Smart Data Extraction with ReportMiner: Automating Creation of Extraction Models

An extraction model is at the heart of data extraction from unstructured data using ReportMiner. The model essentially consists of a set of data matching patterns. These patterns are used to identify the desired data within the document.

Typically, these data matching patterns are built after carefully observing any patterns in the data and then applying appropriate pattern identifiers. The pattern is used to identify the desired data block. The next step requires identifying data fields by marking them inside a sample data region.

Astera recognized early on that manually creating data regions and fields can be time consuming and error prone, consequently we set out to develop a solution that automates the steps required to build an extraction model.

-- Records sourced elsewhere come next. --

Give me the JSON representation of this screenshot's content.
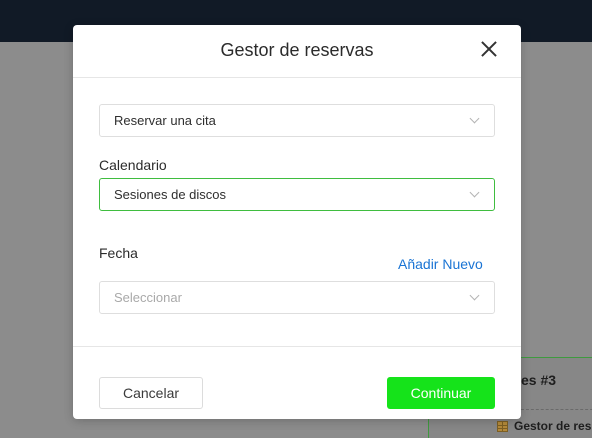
{
  "background": {
    "card_title": "es #3",
    "card_row_label": "Gestor de res"
  },
  "modal": {
    "title": "Gestor de reservas",
    "close_icon": "close-icon",
    "booking_type": {
      "value": "Reservar una cita"
    },
    "calendar": {
      "label": "Calendario",
      "value": "Sesiones de discos"
    },
    "date": {
      "label": "Fecha",
      "add_new_label": "Añadir Nuevo",
      "placeholder": "Seleccionar"
    },
    "cancel_label": "Cancelar",
    "continue_label": "Continuar"
  },
  "colors": {
    "accent_green": "#15e31a",
    "link_blue": "#1a74d4",
    "topbar": "#111a26"
  }
}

This eliminates the need to observe the data and manually come up with a matching pattern.

As shown in the figure below, once you have loaded your report, all you need to do is select a couple of sample lines that belong  in your region and you’ll see a positive marker (green) appear next to your selection.

ReportMiner automatically scans the text for a pattern, highlights the area, and creates the region for you. If you want to make adjustments, simply click the  green marker or click to the left of a line that is highlighted with no marker, and a negative marker (red) will appear, which will un-highlight that line and exclude it from the region.

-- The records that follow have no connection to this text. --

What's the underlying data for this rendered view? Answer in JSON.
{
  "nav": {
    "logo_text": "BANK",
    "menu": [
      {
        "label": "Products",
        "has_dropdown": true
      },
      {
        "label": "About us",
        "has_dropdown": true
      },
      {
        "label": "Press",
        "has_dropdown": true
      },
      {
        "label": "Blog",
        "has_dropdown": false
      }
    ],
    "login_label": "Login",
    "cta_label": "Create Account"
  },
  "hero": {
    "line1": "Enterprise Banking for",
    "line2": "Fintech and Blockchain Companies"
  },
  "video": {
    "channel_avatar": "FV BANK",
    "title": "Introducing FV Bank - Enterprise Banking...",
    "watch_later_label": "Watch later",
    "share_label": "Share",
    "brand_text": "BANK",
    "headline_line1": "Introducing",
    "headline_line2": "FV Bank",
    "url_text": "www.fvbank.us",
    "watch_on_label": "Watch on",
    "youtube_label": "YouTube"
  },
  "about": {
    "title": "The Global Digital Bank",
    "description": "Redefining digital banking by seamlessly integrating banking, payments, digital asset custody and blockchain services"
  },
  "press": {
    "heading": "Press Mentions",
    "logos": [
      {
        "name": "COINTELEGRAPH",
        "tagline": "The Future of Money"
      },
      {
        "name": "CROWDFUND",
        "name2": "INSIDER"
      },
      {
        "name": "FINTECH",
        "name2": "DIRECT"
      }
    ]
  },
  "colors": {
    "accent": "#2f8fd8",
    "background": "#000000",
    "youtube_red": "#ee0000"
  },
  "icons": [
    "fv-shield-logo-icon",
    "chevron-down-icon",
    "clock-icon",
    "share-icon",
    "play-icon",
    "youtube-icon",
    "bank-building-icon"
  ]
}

As with regions, the new automated feature in ReportMiner also enables you to create fields automatically by scanning the region’s sample for repeating patterns of data.

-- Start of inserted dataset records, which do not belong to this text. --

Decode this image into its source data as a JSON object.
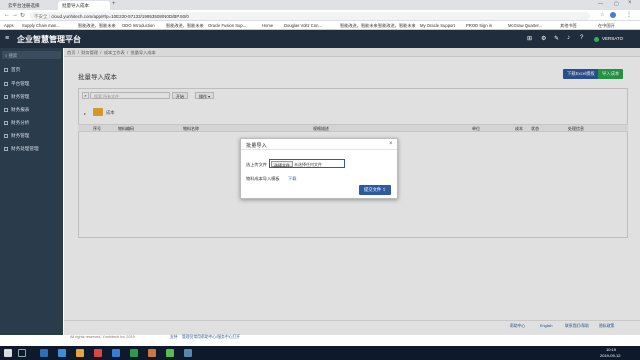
{
  "browser": {
    "tabs": [
      {
        "label": "云平台注册选择"
      },
      {
        "label": "批量导入成本"
      }
    ],
    "url_security": "不安全",
    "url": "cloud.yunhitech.com/app/#/p=10E230-57133/19953508/N0D/BP.50/0",
    "bookmarks": [
      "Apps",
      "Supply Chain man...",
      "智能改进，智能未来",
      "ODO Introduction",
      "智能改进，智能未来",
      "Oracle Fusion Sup...",
      "Home",
      "Douglas Voltz Con...",
      "智能改进，智能未来",
      "智能改进，智能未来",
      "My Oracle Support",
      "PROD Sign in",
      "McGraw Quarter...",
      "其他书签",
      "在中国开"
    ]
  },
  "app": {
    "title": "企业智慧管理平台",
    "user": "VERSATO"
  },
  "sidebar": {
    "search_placeholder": "搜索",
    "items": [
      {
        "label": "首页"
      },
      {
        "label": "平台管理"
      },
      {
        "label": "财务管理"
      },
      {
        "label": "财务报表"
      },
      {
        "label": "财务分析"
      },
      {
        "label": "财务管理"
      },
      {
        "label": "财务处理管理"
      }
    ]
  },
  "breadcrumb": [
    "首页",
    "财务管理",
    "成本工作表",
    "批量导入成本"
  ],
  "page": {
    "title": "批量导入成本",
    "btn_download": "下载Excel模板",
    "btn_import": "导入成本",
    "search_placeholder": "搜索 所有文件",
    "btn_search": "开始",
    "btn_ops": "操作",
    "folder_label": "成本",
    "table_headers": [
      "序号",
      "物料编码",
      "物料名称",
      "规格描述",
      "单位",
      "成本",
      "状态",
      "处理信息"
    ]
  },
  "dialog": {
    "title": "批量导入",
    "label_select": "选上传文件",
    "btn_choose": "选择文件",
    "file_text": "未选择任何文件",
    "label_template": "物料成本导入模板",
    "link_download": "下载",
    "btn_submit": "提交文件"
  },
  "footer": {
    "copyright": "All rights reserved, Yunhitech Inc 2019",
    "link1": "支持",
    "link2": "管理员常用帮助中心/服务中心打开",
    "links_right": [
      "帮助中心",
      "English",
      "联系我们/帮助",
      "隐私政策"
    ]
  },
  "taskbar": {
    "time": "10:19",
    "date": "2019-09-12"
  },
  "colors": {
    "header_bg": "#1f2d3d",
    "sidebar_bg": "#2a3b4c",
    "primary": "#2e5aa0",
    "success": "#2aa84a"
  }
}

All you need to do is right click in the data area and select “Auto Create Fields.”

ReportMiner will scan the source file and create fields automatically, as shown below.

With the new smart creation of regions and fields capability within ReportMiner 6.4, you no longer have to spend tedious hours manually creating regions and fields in order to extract the data you need. With a few mouse clicks you can quickly begin the most important part of your project—leveraging your extracted data to increase your business efficiency.